How does this work with platforms that frequently change their interface, like when ChatGPT updates their UI?

It breaks, then gets fixed. Each platform update that changes the DOM structure requires updating the parser for that specific tool. I maintain parsers for 16+ platforms, and interface changes are the most common reason one stops working. The extension includes automatic error reporting so I know when a parser breaks, usually within a day of the platform pushing the change. Most fixes take 24-48 hours to deploy. This is the ongoing maintenance cost of cross-platform capture for ai knowledge management - you’re essentially reverse-engineering 16 different moving targets.

What happens to my data if I stop using the service or if Grasppy shuts down?

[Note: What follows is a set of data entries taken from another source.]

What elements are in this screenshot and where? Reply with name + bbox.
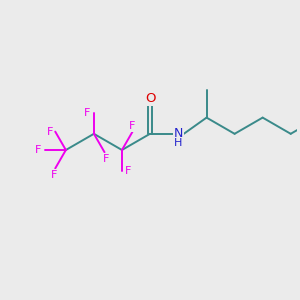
Text: H: H [174, 138, 183, 148]
Text: F: F [125, 166, 132, 176]
Text: F: F [35, 145, 41, 155]
Text: F: F [51, 170, 57, 180]
Text: F: F [129, 121, 136, 131]
Text: O: O [145, 92, 155, 104]
Text: F: F [47, 127, 53, 136]
Text: F: F [103, 154, 109, 164]
Text: N: N [174, 127, 183, 140]
Text: F: F [84, 108, 91, 118]
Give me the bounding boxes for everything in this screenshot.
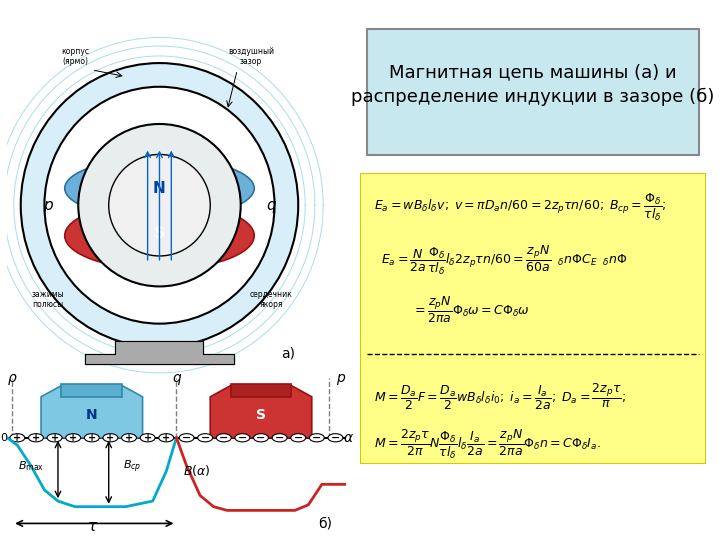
Text: +: + bbox=[88, 433, 96, 443]
Polygon shape bbox=[210, 386, 312, 438]
FancyBboxPatch shape bbox=[360, 173, 706, 464]
Text: +: + bbox=[162, 433, 171, 443]
Text: −: − bbox=[238, 433, 247, 443]
Text: +: + bbox=[107, 433, 114, 443]
Text: −: − bbox=[330, 433, 340, 443]
Circle shape bbox=[109, 154, 210, 256]
Text: τ: τ bbox=[87, 519, 96, 534]
Text: $= \dfrac{z_p N}{2\pi a}\Phi_\delta \omega = C\Phi_\delta \omega$: $= \dfrac{z_p N}{2\pi a}\Phi_\delta \ome… bbox=[412, 295, 530, 325]
Text: −: − bbox=[275, 433, 284, 443]
Text: +: + bbox=[125, 433, 133, 443]
Text: p: p bbox=[336, 371, 345, 385]
Text: +: + bbox=[69, 433, 77, 443]
Text: $B_{cp}$: $B_{cp}$ bbox=[123, 459, 142, 475]
Text: −: − bbox=[219, 433, 228, 443]
Text: p: p bbox=[43, 198, 53, 213]
Circle shape bbox=[235, 434, 250, 442]
Text: −: − bbox=[200, 433, 210, 443]
Bar bbox=[230, 384, 292, 397]
Circle shape bbox=[159, 434, 174, 442]
Text: $M = \dfrac{2z_p\tau}{2\pi}N\dfrac{\Phi_\delta}{\tau l_\delta}l_\delta\dfrac{I_a: $M = \dfrac{2z_p\tau}{2\pi}N\dfrac{\Phi_… bbox=[374, 427, 600, 461]
Text: −: − bbox=[256, 433, 266, 443]
Text: Магнитная цепь машины (а) и
распределение индукции в зазоре (б): Магнитная цепь машины (а) и распределени… bbox=[351, 63, 714, 106]
Ellipse shape bbox=[65, 202, 254, 269]
Text: а): а) bbox=[281, 347, 295, 361]
Text: $E_a = \dfrac{N}{2a}\dfrac{\Phi_\delta}{\tau l_\delta} l_\delta 2z_p \tau n/60 =: $E_a = \dfrac{N}{2a}\dfrac{\Phi_\delta}{… bbox=[381, 244, 627, 277]
Circle shape bbox=[291, 434, 306, 442]
Circle shape bbox=[10, 434, 24, 442]
Circle shape bbox=[103, 434, 118, 442]
Circle shape bbox=[310, 434, 324, 442]
Circle shape bbox=[84, 434, 99, 442]
Text: +: + bbox=[13, 433, 22, 443]
Polygon shape bbox=[85, 341, 234, 364]
Circle shape bbox=[122, 434, 137, 442]
Text: S: S bbox=[256, 408, 266, 422]
Circle shape bbox=[253, 434, 269, 442]
Text: +: + bbox=[50, 433, 58, 443]
Ellipse shape bbox=[21, 63, 298, 347]
Circle shape bbox=[140, 434, 155, 442]
Text: зажимы
полюсы: зажимы полюсы bbox=[32, 290, 64, 309]
Circle shape bbox=[216, 434, 231, 442]
FancyBboxPatch shape bbox=[367, 29, 698, 155]
Polygon shape bbox=[41, 386, 143, 438]
Text: +: + bbox=[32, 433, 40, 443]
Text: q: q bbox=[172, 371, 181, 385]
Circle shape bbox=[198, 434, 212, 442]
Circle shape bbox=[328, 434, 343, 442]
Text: б): б) bbox=[318, 516, 332, 530]
Circle shape bbox=[272, 434, 287, 442]
Ellipse shape bbox=[65, 158, 254, 219]
Text: q: q bbox=[266, 198, 276, 213]
Text: воздушный
зазор: воздушный зазор bbox=[228, 47, 274, 66]
Circle shape bbox=[78, 124, 240, 286]
Circle shape bbox=[179, 434, 194, 442]
Text: N: N bbox=[153, 181, 166, 196]
Text: сердечник
якоря: сердечник якоря bbox=[250, 290, 292, 309]
Text: +: + bbox=[143, 433, 152, 443]
Text: $B_{\rm max}$: $B_{\rm max}$ bbox=[18, 460, 44, 473]
Text: α: α bbox=[344, 431, 353, 445]
Text: S: S bbox=[154, 226, 165, 241]
Text: $E_a = wB_\delta l_\delta v;\; v = \pi D_a n/60 = 2z_p \tau n/60;\; B_{cp} = \df: $E_a = wB_\delta l_\delta v;\; v = \pi D… bbox=[374, 192, 667, 224]
Text: ρ: ρ bbox=[8, 371, 17, 385]
Circle shape bbox=[66, 434, 81, 442]
Circle shape bbox=[29, 434, 43, 442]
Text: −: − bbox=[294, 433, 303, 443]
Ellipse shape bbox=[45, 87, 274, 323]
Text: $M = \dfrac{D_a}{2}F = \dfrac{D_a}{2}wB_\delta l_\delta i_0;\; i_a = \dfrac{I_a}: $M = \dfrac{D_a}{2}F = \dfrac{D_a}{2}wB_… bbox=[374, 382, 626, 413]
Circle shape bbox=[47, 434, 62, 442]
Text: 0: 0 bbox=[0, 433, 7, 443]
Text: −: − bbox=[182, 433, 192, 443]
Text: N: N bbox=[86, 408, 98, 422]
Text: −: − bbox=[312, 433, 322, 443]
Bar bbox=[61, 384, 122, 397]
Text: корпус
(ярмо): корпус (ярмо) bbox=[61, 47, 89, 66]
Text: $B(\alpha)$: $B(\alpha)$ bbox=[183, 463, 211, 478]
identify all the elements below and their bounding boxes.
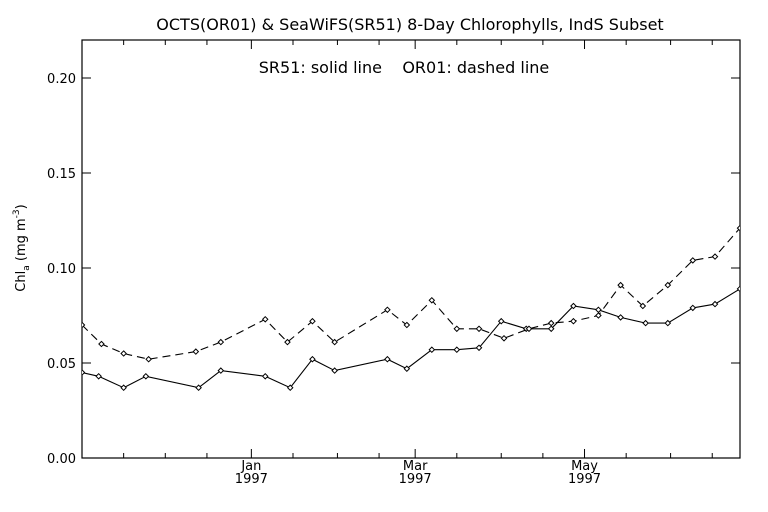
x-tick-year-label: 1997 <box>235 472 268 487</box>
y-axis-label-close: ) <box>14 204 29 209</box>
x-tick-year-label: 1997 <box>568 472 601 487</box>
data-point-sr51 <box>428 346 436 354</box>
axis-ticks: 0.000.050.100.150.20Jan1997Mar1997May199… <box>47 40 740 487</box>
data-point-or01 <box>453 325 461 333</box>
y-axis-label-subscript: a <box>22 265 32 271</box>
data-point-or01 <box>284 338 291 346</box>
plot-border <box>81 39 741 459</box>
data-point-sr51 <box>547 325 555 333</box>
data-point-or01 <box>428 296 436 304</box>
data-point-or01 <box>331 338 338 346</box>
data-point-sr51 <box>453 346 461 354</box>
y-axis-label-main: Chl <box>14 271 29 292</box>
data-point-or01 <box>757 235 762 240</box>
data-point-or01 <box>192 348 200 355</box>
data-point-or01 <box>261 315 269 323</box>
chart-title: OCTS(OR01) & SeaWiFS(SR51) 8-Day Chlorop… <box>156 15 663 34</box>
data-point-sr51 <box>757 302 762 307</box>
series-group <box>82 224 762 392</box>
data-point-or01 <box>595 312 602 319</box>
data-point-sr51 <box>331 367 338 374</box>
data-point-or01 <box>217 338 225 346</box>
data-point-or01 <box>309 317 316 325</box>
data-point-sr51 <box>689 304 697 312</box>
data-point-sr51 <box>95 372 102 380</box>
data-point-or01 <box>475 325 483 333</box>
x-tick-month-label: Jan <box>240 459 261 474</box>
series-or01 <box>82 224 762 363</box>
data-point-sr51 <box>195 384 202 392</box>
data-point-sr51 <box>711 300 719 308</box>
data-point-or01 <box>547 319 555 327</box>
data-point-or01 <box>145 355 152 363</box>
x-tick-month-label: May <box>571 459 598 474</box>
x-tick-month-label: Mar <box>403 459 428 474</box>
x-tick-year-label: 1997 <box>399 472 432 487</box>
data-point-sr51 <box>570 302 577 310</box>
data-point-sr51 <box>497 317 505 325</box>
plot-frame <box>81 39 741 459</box>
data-point-or01 <box>384 306 391 314</box>
data-point-sr51 <box>736 285 740 293</box>
data-point-or01 <box>617 281 624 289</box>
y-tick-label: 0.00 <box>47 452 76 467</box>
y-tick-label: 0.10 <box>47 262 76 277</box>
data-point-sr51 <box>261 372 269 380</box>
series-legend-annotation: SR51: solid line OR01: dashed line <box>259 58 550 77</box>
data-point-sr51 <box>475 344 483 352</box>
y-tick-label: 0.15 <box>47 167 76 182</box>
data-point-sr51 <box>120 384 127 392</box>
series-line-sr51 <box>82 288 740 389</box>
data-point-or01 <box>82 321 86 329</box>
data-point-or01 <box>570 317 577 325</box>
y-tick-label: 0.20 <box>47 72 76 87</box>
data-point-or01 <box>500 334 508 342</box>
y-axis-label-units-text: (mg m <box>14 218 29 261</box>
data-point-sr51 <box>286 384 294 392</box>
data-point-sr51 <box>82 369 86 376</box>
y-axis-label: Chla (mg m-3) <box>12 204 32 291</box>
data-point-or01 <box>120 350 127 357</box>
data-point-sr51 <box>642 319 649 327</box>
data-point-sr51 <box>403 365 411 373</box>
data-point-sr51 <box>595 306 602 314</box>
y-axis-label-exponent: -3 <box>12 209 22 218</box>
y-tick-label: 0.05 <box>47 357 76 372</box>
series-line-or01 <box>82 227 740 360</box>
data-point-or01 <box>403 321 411 329</box>
data-point-sr51 <box>309 355 316 363</box>
data-point-or01 <box>639 302 647 310</box>
data-point-sr51 <box>217 367 225 374</box>
series-sr51 <box>82 285 762 392</box>
data-point-or01 <box>98 340 105 348</box>
data-point-or01 <box>736 224 740 232</box>
data-point-sr51 <box>384 355 391 363</box>
data-point-or01 <box>664 281 672 289</box>
data-point-or01 <box>525 325 533 333</box>
data-point-or01 <box>711 253 719 260</box>
data-point-sr51 <box>142 372 150 380</box>
data-point-sr51 <box>664 319 672 327</box>
data-point-sr51 <box>617 314 624 321</box>
data-point-or01 <box>689 257 697 264</box>
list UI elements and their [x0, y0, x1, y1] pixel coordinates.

You own your data completely. Every conversation is stored in standard formats you can export at any time - JSON for metadata, markdown for conversations, original artifacts preserved as files. If you cancel or if the service disappeared tomorrow, you’d have everything locally within minutes. The extraction and enrichment work that makes search useful would be gone, but the raw conversations and all their metadata would be yours to keep or migrate elsewhere. This ensures your AI second brain remains truly yours, functioning as your personal ai wiki with no vendor lock-in as a design requirement from day one.

Does this slow down my browsing or interfere with how the AI platforms work?

No interference with platform functionality - the extension only reads the DOM after conversations finish, never during active chats. There’s a small performance hit when you’re on a supported AI platform page because the extension is watching for new messages, but it’s designed to be passive. The capture happens in the background when you finish a conversation or navigate away from the chat, seamlessly integrating with your ai knowledge management workflow. Most users report no noticeable slowdown, though very old machines might see a slight delay when processing long conversations with many code blocks.

How do you handle conversations that contain sensitive information like API keys or business secrets?

The system is designed privacy-first but you still need to be careful. All content is encrypted at rest and never shared between users, but the AI enrichment pipeline does see your raw conversations to extract entities and topics. If you’re regularly discussing truly sensitive material, you should either exclude those platforms from capture or use the local-only mode that skips cloud enrichment entirely. The search won’t be as smart, but your sensitive content never leaves your machine. For most business use cases, the privacy model works fine - it’s designed for knowledge workers who need to preserve their thinking without exposing it.